Satu hal yang masih menggantung dalam pikiriannya adalah, mengapa Denver mau melakukan semua itu? Kompensasi dalam bentuk apa yang didapatkannya dari Arsene? Kalau hanya masalah uang, come on, seorang Delacroix Bimantara itu kaya. Malah kekayaannya jauh melebihi keluarga Arsene Darwis. Inilah misi selanjutnya yang harus ia gali. Misi pertamanya untuk mencari si penghianat usai sudah. Sekarang tinggal menyelidiki misi untuk apa si Denver melakukan semua ini? Pandan tau, tidak mudah memang menyingkap semua tabir ini. Tetapi jangan sebut ia sebagai putri Revan, kalau ia tidak mampu untuk mengungkap semua masalahnya hingga kecakar-akarnya. Just wait and see!

========================

Pandan keluar dari toilet cafe dengan penampilan yang sangat jauh berbeda. Kali ini ia menyamar menjadi seorang  gadis abege, karena calon clientnya berkepribadian kekinian dan masih sangat muda. Dari laman media sosialnya Pandan sudah bisa menyimpulkan kalau calon clientnya ini menyukai gadis-gadis muda. Makanya penampilannya kali ini buat menyerupai anak SMA. Ia mengenakan jumpsuit putih mix dalaman kaos rajut garis-garis, dan bandana yang ia ikat manis di atas puncak kepalanya. 

Sepertinya penyamarannya cukup sukses. Karena ada beberapa orang anak SMA yang sepertinya sedang bolos, terus saja mencuri-curi pandang penuh minat padanya. Mereka semua pasti mengira bahwa ia seusia dengan mereka. Syukurlah, itu berarti kemampuannya dalam hal merias wajah masih bisa diandalkan. Sekitar sepuluh menit menunggu, calon clientnya akhirnya muncul juga. Tepat seperti dugaannya, calon clientnya ini berpenampikan santai dengan kemeja softjeans di mix denim dan celana bahan coklat. Sangat kekinian sekali. 

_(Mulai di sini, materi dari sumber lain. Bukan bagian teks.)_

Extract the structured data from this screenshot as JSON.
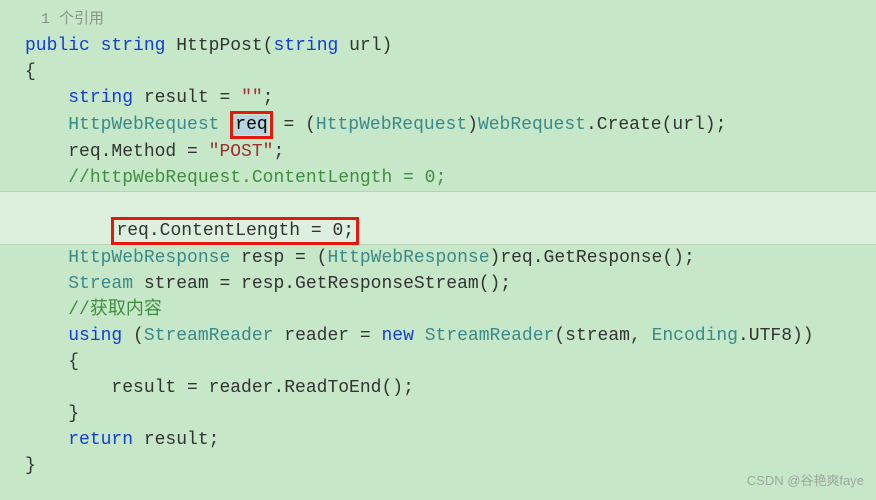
{
  "ref_text": "1 个引用",
  "sig": {
    "public": "public",
    "type1": "string",
    "name": "HttpPost",
    "type2": "string",
    "param": "url"
  },
  "braces": {
    "open": "{",
    "open2": "{",
    "close": "}",
    "close2": "}"
  },
  "l1": {
    "type": "string",
    "var": " result = ",
    "str": "\"\"",
    "semi": ";"
  },
  "l2": {
    "type": "HttpWebRequest",
    "req": "req",
    "eq": " = (",
    "cast": "HttpWebRequest",
    "rp": ")",
    "wr": "WebRequest",
    "dot": ".",
    "create": "Create",
    "lp2": "(url);"
  },
  "l3": {
    "left": "req.Method = ",
    "str": "\"POST\"",
    "semi": ";"
  },
  "l4": {
    "cmt": "//httpWebRequest.ContentLength = 0;"
  },
  "l5": {
    "txt": "req.ContentLength = 0;"
  },
  "l6": {
    "type1": "HttpWebResponse",
    "mid": " resp = (",
    "type2": "HttpWebResponse",
    "rp": ")",
    "rest": "req.GetResponse();"
  },
  "l7": {
    "type": "Stream",
    "rest": " stream = resp.GetResponseStream();"
  },
  "l8": {
    "cmt": "//获取内容"
  },
  "l9": {
    "using": "using",
    "sp": " (",
    "type": "StreamReader",
    "mid": " reader = ",
    "new": "new",
    "sp2": " ",
    "type2": "StreamReader",
    "args": "(stream, ",
    "enc": "Encoding",
    "utf": ".UTF8))"
  },
  "l10": {
    "txt": "result = reader.ReadToEnd();"
  },
  "l11": {
    "ret": "return",
    "rest": " result;"
  },
  "watermark": "CSDN @谷艳爽faye"
}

"Bapak Irvan Halim? Kenalkan saya Meisya, adiknya Mbak Jessica." Pandan segera memperkenalkan diri dengan nama samaran yang baru.

"Saya Irvan Halim. Kenapa tidak Jessica saja yang menemui saya? Tapi... saya pikir keberuntungan sedang ada dipihak saya. Saya memang lebih suka memandangi wajah muda kamu dibandingkan dengan wajah serius kakakmu. Hehehehe..." 

Padahal Jessica itu ya gue juga. Dasar playboy cap duren tiga.

"Kakak saya kebetulan sedang ada urusan dengan Pak Reno. Makanya saja saya yang menemui Pak Irvan. Saya membawa contoh konsep--"

"Jangan manggil Bapak dong, Manis. Panggil Mas Irvan aja. Kan jadi lebih akrab kedengarannya."

Gatel banget ya, Pak? Pengen gue garukin nggak pake garukan sampah?

"Oh gitu ya, Mas? Baik. Saya panggil Mas aja deh." Walau eneg, Pandan tetap bersikap manis dan sopan.

"Kalo ditambah kata ganteng, jadi Mas Ganteng gitu manggilnya juga boleh kok?" Kata si calon client lagi. 

Tong sampah mana tong sampah? Kok gue jadi mendadak mual ya? 

"Oh iya Mas Ganteng. Ini adalah contoh konsep-konsep yang sudah pernah dikerjakan oleh Aditama Group. Saya kira Bapak eh Mas Gan--Ganteng langsung saja ke kantor dan melakukan negosiasi harga dengan pihak perusahaan. Mas Ganteng pasti akan mendapatkan penawaran terbaik di sana. Saya jamin." 

Pandan kembali tersenyum manis sembari sibuk menepis tangan si calon client. Tangan si Irvan ini geratil sekali. Selalu ingin  menyentuh bagian tubuhnya. Entah itu lengan atau bagian-bagian wajahnya. Pandan jadi  kepengen mengikat kedua tangan orang ini dengan tali tambang. Ternyata Reno memang benar. Temannya yang satu ini tangannya tidak bisa diam.

"Tidak masalah berapa harga yang mereka tawarkan. Saya setuju-setuju saja asal kapan-kapan jamu mau saya ajak jalan-jalan. Mau ya, Meisya?" rayu si calon client lagi. 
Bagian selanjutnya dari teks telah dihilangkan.